Bisa keduanya bayangkan kamar Kita yang berantakan atas ulahnya yang menggesekan vagina pink itu disetiap sudut kamarnya. Kita masih setia mengangkat kaus putih oblongnya dengan wajahnya yang meminta diisi. Atsumu tersenyum jahil, ia duduk di sofa, menaruh tangannya di atas pegangan sofa. "Atsumu.." nadanya lirih.
Kita mendudukan vaginanya tepat diatas tangan Atsumu, menggesek-gesekan benda basahnya. Atsumu menikmati pemandangan didepannya, matanya menangkap dengan jelas bagaimana jari-jarinya dihisap oleh vagina yang berkedut-kedut tak beraturan. Tubuh Kita bergerak naik turun keatas dengan tempo yang cepat seolah dua jari Atsumu bukanlah hal yang cukup baginya. Pelacur tetaplah pelacur sebagaimana keras ia menyembunyikannya, lihatlah vagina Kita yang sengaja ia gesekkan ke tangan Atsumu.
Osamu? Ia lagi menelpon pacarnya yang manjanya setengah mati. Disisi lain, Kita sedang mengigit kaus oblongnya, mencoba meredam bunyi desahannya. Penghuni kost satu lagi belum pulang, bisa dipastikan anak itu sibuk mendokumentasikan acara di Universitas.
"Atsummh, mau dimasukin.." Kita tak henti-hentinya menggenjot jari-jari Atsumu, wajahnya memerah malu. Atsumu suka kalau Kita dalam masa Heat atau Rut. Anak berambut abu-abu ini tak segan meminta hal-hal vulgar secara terang-terangan. Osamu balik dari sesi teleponnya, ia berjalan ke mendekati keduanya. Telapak tangan besar itu secara tiba-tiba menarik rambut Kita, memposisikan kepalanya tepat di depan tonjolan celana hitamnya.
"Oh cmon'e, Samu. Jangan asal ngambil alih gitu, jari gua masih pengen dimakan memek." Osamu tidak mempedulikan kakaknya yang terlihat kesal. Matanya menatap Kita yang berjongkok di hadapan adiknya. Tangan Kita bergerak menurunkan resleting, tetapi Osamu sudah lebih dahulu mengunci kedua tangannya dibelakang menggunakan ikat pinggangnya. "Pakai mulut." Wajah datarnya memerintah.
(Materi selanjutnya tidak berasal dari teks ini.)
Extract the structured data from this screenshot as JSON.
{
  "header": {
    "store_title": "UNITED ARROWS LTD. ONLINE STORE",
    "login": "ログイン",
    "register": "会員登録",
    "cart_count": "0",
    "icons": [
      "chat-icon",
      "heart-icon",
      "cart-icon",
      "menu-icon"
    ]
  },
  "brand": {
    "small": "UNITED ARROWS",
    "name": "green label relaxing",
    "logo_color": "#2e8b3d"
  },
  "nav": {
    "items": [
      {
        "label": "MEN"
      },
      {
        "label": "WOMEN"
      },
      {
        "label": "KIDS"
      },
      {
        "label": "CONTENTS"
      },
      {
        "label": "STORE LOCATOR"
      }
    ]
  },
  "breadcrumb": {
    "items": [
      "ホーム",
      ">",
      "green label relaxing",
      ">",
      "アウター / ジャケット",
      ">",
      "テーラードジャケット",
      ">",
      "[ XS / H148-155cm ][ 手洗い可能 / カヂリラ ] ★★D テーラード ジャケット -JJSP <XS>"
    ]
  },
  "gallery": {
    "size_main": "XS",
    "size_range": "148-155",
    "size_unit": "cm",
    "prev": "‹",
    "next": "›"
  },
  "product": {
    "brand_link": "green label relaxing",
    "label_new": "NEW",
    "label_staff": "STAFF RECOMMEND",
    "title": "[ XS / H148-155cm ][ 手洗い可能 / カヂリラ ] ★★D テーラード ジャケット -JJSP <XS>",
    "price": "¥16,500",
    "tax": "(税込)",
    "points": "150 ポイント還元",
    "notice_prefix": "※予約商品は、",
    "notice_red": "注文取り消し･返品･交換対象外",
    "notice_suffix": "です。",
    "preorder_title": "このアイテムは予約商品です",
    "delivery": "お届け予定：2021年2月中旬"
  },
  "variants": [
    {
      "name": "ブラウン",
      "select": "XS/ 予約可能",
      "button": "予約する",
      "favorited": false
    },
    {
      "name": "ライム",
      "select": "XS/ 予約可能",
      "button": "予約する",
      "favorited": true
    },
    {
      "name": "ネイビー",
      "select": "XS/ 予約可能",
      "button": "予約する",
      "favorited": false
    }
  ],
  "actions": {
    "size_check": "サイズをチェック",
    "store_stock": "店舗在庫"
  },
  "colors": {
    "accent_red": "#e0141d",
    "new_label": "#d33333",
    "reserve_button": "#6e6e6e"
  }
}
Kita menatap Osamu memelas, mata bulatnya terus menatap iris mata Osamu. Bibirnya mendekat, giginya meraih kancing resleting lalu menurunkannya perlahan. Sembari menggigit, matanya bertamu dengan Osamu. Bajingan, tatapannya penuh nafsu. Celananya terbuka, meninggalkan boxer hitam yang kemudian ia tarik menggunakan mulutnya.
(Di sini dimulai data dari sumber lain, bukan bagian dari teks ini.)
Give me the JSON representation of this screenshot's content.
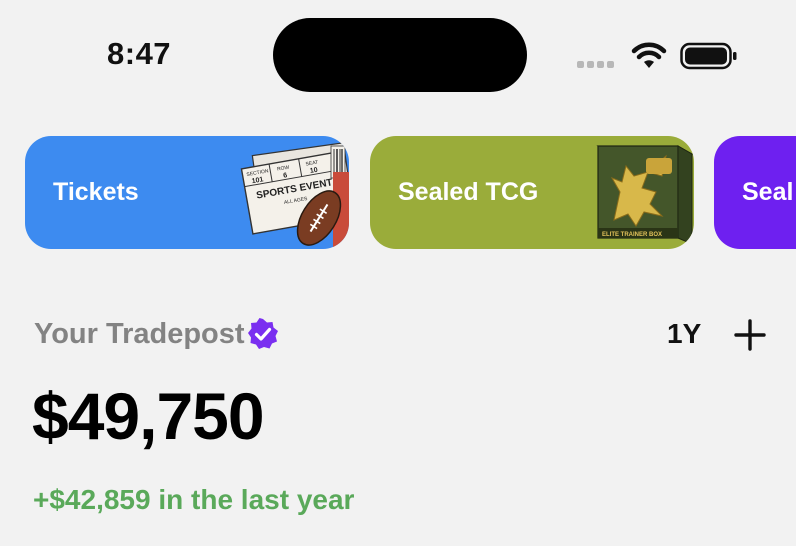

Meski sudah yang kesekian kali berbuat hal maksiat, ia tetap berulang-ulang kali kaget melihat besarnya penis adik kelasnya ini. Bahkan wajahnya kalah panjang jika mau disandingkan. Tanpa pikir panjang ia mencium pucuk penis Osamu. "Aku mau- GHKK" Mulutnya langsung dipenuhi dengan penis besar milik Osamu, mulut kecilnya tak cukup kuat menampung penis sebesar itu. Kita yang tersedak dengan aksi yang mendadak langsung mendapat tamparan di pipi kanannya. "Kulum yang benar." Osamu memerintah.
Matanya berair, tenggorokannya sakit. Penis Osamu yang bahkan tak bisa masuk sampai ujung ini terus-terusan menghantam tenggorokannya. "Gausah nangis, malu sama memek lo yang kedut-kedut minta diisi". Kita tak mengelak, toh kenyataannya memang benar. Cairan putih dirinya menetes keluar bersamaan dengan pheromone yang mengambil alih pikiran Atsumu dan Osamu. Osamu menggerakan kepala Kita, memaju mundurkan kepala itu dengan tempo yang cepat. Osamu megadahkan kepalanya keatas, nyaris mencapai batas.